Updated: Jul 12, 2019
Surfaces: sand, grass, sandy grass, grassy sand.
This has to be one of the worst playgrounds in Toronto, and given its location in the affluent Annex, it’s well overdue for a rejuvenation. It’s named after one of Canada’s most famous geologists (the dinosaur museum in Alberta is named after him) and it’s a sadly appropriate namesake, because the equipment is almost old enough to be straight out of pre-history.
With the top-notch Jean Sibelius Square Park nearby, I can’t imagine why anyone would take their kids here.
Well, actually, I can. Because I did. We were at a nearby sushi place for dinner with both kids, and it was getting pretty close to bedtime. In retrospect, we should have skipped the sushi, but pesky old retrospect has a nasty habit of only showing up after the fact.
If you’ve ever experienced a three-year-old and a one-year-old simultaneously hitting their ‘witching hour’, you know that a table full of rice and soy sauce is not a great place to be. So I left my grateful wife and mother-in-law in the restaurant, and took our son to this playground, which was just around the corner.

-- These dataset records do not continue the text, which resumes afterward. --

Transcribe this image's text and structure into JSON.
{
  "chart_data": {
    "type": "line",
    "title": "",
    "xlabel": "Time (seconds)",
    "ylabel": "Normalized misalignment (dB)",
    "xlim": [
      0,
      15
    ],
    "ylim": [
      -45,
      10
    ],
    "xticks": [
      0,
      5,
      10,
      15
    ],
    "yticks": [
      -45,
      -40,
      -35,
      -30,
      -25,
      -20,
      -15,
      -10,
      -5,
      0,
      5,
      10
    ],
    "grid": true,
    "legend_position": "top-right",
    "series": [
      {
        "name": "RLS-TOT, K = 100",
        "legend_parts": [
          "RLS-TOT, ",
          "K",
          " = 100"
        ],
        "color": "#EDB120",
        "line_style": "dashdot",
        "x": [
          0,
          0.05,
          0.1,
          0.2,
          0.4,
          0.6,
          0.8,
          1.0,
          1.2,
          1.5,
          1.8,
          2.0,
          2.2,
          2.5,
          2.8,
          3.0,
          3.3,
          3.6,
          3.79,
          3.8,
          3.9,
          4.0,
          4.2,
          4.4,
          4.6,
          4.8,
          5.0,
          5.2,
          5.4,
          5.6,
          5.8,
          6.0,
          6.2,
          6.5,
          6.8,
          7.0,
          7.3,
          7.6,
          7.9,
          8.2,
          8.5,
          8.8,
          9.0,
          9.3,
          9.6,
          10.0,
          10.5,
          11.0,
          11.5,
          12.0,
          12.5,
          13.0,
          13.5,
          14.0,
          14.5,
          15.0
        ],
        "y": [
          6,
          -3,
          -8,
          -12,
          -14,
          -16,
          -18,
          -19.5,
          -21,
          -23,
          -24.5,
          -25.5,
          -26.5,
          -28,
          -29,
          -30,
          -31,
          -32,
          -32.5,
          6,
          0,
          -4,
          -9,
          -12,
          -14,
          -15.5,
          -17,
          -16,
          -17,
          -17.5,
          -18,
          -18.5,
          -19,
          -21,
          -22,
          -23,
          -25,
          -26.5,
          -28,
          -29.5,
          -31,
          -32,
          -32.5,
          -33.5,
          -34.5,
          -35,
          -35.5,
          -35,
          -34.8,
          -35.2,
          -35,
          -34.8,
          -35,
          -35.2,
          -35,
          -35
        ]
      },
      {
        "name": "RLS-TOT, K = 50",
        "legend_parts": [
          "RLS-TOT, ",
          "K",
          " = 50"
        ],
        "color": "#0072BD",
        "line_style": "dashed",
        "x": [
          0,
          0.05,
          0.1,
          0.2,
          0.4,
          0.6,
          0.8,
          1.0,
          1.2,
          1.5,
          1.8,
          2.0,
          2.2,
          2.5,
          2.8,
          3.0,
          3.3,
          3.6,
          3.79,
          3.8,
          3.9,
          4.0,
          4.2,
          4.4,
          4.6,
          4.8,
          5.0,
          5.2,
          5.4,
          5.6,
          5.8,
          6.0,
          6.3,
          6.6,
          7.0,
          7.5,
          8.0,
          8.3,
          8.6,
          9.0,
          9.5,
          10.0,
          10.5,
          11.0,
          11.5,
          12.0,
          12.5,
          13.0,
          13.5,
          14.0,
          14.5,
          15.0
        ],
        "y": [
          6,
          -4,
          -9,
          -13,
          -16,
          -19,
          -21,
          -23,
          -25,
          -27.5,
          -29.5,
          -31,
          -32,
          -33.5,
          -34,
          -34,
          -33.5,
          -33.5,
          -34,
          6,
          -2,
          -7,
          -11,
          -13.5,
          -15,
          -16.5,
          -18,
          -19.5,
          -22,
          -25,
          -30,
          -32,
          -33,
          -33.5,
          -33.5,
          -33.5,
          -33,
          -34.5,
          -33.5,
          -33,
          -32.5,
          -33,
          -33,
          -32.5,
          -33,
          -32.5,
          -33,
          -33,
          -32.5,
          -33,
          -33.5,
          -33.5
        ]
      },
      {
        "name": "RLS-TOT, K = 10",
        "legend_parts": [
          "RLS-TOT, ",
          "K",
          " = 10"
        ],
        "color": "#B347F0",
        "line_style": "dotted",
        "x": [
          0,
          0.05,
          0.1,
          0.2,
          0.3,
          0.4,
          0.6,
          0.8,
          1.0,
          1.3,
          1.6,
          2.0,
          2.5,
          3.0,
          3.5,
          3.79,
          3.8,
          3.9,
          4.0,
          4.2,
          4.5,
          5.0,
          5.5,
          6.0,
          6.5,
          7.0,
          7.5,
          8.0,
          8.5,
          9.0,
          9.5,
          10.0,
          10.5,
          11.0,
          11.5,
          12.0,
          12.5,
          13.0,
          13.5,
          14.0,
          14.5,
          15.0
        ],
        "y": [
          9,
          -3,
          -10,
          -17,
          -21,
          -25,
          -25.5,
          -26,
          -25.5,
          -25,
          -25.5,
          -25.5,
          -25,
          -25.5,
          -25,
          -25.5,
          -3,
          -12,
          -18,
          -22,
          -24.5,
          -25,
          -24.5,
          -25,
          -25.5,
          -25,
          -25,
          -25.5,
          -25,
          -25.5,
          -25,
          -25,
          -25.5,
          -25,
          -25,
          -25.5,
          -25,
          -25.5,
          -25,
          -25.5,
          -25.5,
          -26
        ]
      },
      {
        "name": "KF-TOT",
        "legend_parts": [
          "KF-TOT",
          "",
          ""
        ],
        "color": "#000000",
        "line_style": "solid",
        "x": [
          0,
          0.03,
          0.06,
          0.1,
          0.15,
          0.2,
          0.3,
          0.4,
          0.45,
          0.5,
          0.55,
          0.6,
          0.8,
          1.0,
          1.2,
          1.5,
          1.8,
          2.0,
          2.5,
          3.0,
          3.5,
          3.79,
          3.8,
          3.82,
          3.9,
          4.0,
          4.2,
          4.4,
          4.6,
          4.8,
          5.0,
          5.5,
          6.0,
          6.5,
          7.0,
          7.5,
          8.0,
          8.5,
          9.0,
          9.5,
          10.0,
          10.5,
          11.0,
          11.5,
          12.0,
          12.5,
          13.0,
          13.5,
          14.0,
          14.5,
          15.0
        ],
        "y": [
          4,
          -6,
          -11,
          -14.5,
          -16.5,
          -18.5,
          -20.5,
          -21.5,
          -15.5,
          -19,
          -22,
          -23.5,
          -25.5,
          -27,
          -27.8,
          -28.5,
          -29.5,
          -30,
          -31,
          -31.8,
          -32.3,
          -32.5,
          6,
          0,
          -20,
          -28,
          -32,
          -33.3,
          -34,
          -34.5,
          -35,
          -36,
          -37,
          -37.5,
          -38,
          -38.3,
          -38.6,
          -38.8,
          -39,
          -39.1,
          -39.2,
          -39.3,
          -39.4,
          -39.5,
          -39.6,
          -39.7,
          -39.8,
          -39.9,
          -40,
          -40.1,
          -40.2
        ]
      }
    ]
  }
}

It was more fun than trying to clean up soy sauce and rice, but just barely.
The equipment is sparse, grimy, and probably as old as I am. Pretty much the only upside is that older swing sets tend to have longer chains, which means you can get some really good height on them. But as my son zipped down the slide, which was basically just a bent cookie sheet, I tried not to imagine how many generations of Brunswick House-induced vomit had slid down that same slide.
In conclusion, this is one of those “in case of emergency, break glass” kind of playgrounds. Oh, that reminds me- watch out for broken glass buried in the sand.